As for your use of the "single" word "chump", are you suggesting that it has somehow become a positive and has suddenly lost the clear negative meanings that it has had for decades?

Whether you personally agree or not, you are breaching guidelines if you re-use your instruments, and single use instrumentation involves a significant cost.
 
Well.. The wait was annoying, but that isn't really my issue.

It's more that she did a visual check - said I needed a filling.

Did an X-Ray.. which didn't show anything up.

Then another visual check, and then decided that actually she's completely happy with the tooth and no filling is needed.

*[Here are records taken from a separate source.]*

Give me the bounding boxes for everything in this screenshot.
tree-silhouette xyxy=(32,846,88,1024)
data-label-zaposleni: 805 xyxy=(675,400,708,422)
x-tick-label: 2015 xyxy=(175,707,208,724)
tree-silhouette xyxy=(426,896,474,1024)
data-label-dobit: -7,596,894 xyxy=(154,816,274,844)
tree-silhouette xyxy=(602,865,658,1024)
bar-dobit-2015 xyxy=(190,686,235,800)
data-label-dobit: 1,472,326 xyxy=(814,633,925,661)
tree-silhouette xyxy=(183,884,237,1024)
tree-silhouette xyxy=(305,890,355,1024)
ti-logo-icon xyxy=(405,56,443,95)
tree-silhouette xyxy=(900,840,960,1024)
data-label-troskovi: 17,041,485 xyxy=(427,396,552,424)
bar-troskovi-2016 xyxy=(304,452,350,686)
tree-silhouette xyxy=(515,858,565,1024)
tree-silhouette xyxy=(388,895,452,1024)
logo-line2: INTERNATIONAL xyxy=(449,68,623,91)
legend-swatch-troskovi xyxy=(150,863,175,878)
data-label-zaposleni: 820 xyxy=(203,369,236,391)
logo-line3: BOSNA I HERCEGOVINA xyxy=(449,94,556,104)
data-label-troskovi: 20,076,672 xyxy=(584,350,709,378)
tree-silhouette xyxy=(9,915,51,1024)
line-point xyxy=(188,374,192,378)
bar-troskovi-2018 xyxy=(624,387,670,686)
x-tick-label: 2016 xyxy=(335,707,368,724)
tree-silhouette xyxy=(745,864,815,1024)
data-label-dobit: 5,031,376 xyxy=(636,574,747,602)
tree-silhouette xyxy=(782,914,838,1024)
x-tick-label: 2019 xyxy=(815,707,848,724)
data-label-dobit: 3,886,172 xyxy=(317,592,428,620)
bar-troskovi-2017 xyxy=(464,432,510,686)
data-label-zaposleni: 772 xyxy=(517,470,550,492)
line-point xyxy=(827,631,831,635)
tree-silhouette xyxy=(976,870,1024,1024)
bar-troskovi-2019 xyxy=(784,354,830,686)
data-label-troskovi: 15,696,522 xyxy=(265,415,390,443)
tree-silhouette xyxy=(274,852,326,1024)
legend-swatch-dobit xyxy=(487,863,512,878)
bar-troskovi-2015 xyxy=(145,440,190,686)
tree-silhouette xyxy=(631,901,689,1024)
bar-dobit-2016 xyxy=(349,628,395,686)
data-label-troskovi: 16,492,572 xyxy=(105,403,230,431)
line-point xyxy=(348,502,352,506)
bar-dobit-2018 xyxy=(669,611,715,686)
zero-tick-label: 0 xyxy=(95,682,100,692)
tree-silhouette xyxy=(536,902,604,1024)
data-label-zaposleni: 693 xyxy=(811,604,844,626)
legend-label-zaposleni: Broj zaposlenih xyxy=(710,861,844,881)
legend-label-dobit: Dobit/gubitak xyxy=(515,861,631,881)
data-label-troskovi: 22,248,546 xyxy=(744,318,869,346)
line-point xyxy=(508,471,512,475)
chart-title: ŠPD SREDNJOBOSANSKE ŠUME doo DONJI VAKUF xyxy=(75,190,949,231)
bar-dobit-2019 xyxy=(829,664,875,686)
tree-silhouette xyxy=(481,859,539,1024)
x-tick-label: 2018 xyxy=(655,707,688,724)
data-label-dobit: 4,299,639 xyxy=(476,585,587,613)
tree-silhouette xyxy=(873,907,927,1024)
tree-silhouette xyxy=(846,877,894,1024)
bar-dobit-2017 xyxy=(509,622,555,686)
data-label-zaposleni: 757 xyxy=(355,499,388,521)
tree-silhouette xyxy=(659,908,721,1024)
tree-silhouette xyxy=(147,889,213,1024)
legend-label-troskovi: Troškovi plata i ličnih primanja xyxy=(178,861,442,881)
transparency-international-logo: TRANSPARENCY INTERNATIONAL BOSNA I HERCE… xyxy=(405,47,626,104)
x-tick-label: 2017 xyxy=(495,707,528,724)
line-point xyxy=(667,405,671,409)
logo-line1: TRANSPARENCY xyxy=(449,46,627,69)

Seems as though her first assessment was completely wrong - and I got charged an extra £20 for the pleasure.

they are still better than mechanics though you can take your car in they do some work replace something and then it turns out that wasnt the problem , your down a few hundred quid and they need to try to do something else!

my dad has some garage fix the same problem 4 different times before they eventually fixed what was wrong.... clowns i swear
 
I know cant moan at prices in scotland :D Free extensive check-up, 2 xrays and a plack and tarter removal total £14

Going back for my first ever filling as I broke a part of my tooth its going to be £9
 


I'm with you, you have a good attitude; my dentist is much the same, always erring on the side of caution.

I recall having spent almost 2 hours once having RCT on my lower third molar (at least I think it's a 3rd molar!, lower back), on account of strangely shaped roots? (is root the correct term?, anyway..), he went on and on with the beeping hook thing, and I recall having an xray or two during, or something like that, it's been a while..
Anyway, end result - root removed, everything filled nicely, zero complication since. It's never been a problem to me, and so it was worth the time, and the cost.
I've had a fair bit of dental work, and I'd rather a strict dentist who's primary interest is level of care, rather than a visible consideration for cost/overheads, getting people in and out the door, etc.

I go, he plays nice music, nothing's rushed or hurried, it encourages confidence; which is bloody important when there's a guy cutting your gums or drilling your teeth (and you don't happen to enjoy either..). It costs more money, but you do get what you pay for. IMO anyway, it's just part of a different approach to dental care than I've experienced with the 3 NHS dentists I've used. I'm not a dentist, so I'm talking purely from the perspective of a patient.
 
I've just paid £1800 for two new crowns a a tiny bit of restoration work. These are my front teeth, the last time I had one done was by a NHS dentist, it was awful, huge size, wrong shade and didnt match my veneer at all. I decided to go private and have both front teeth done.

So far I have my temporaries on and had a 1 hour consultation with the two guys who will be making my new crowns, i'm really pleased with what they have come up with, they look natural and you won't be able to tell that I had crowns at all.

For me it's worth spending the money on getting decent teeth.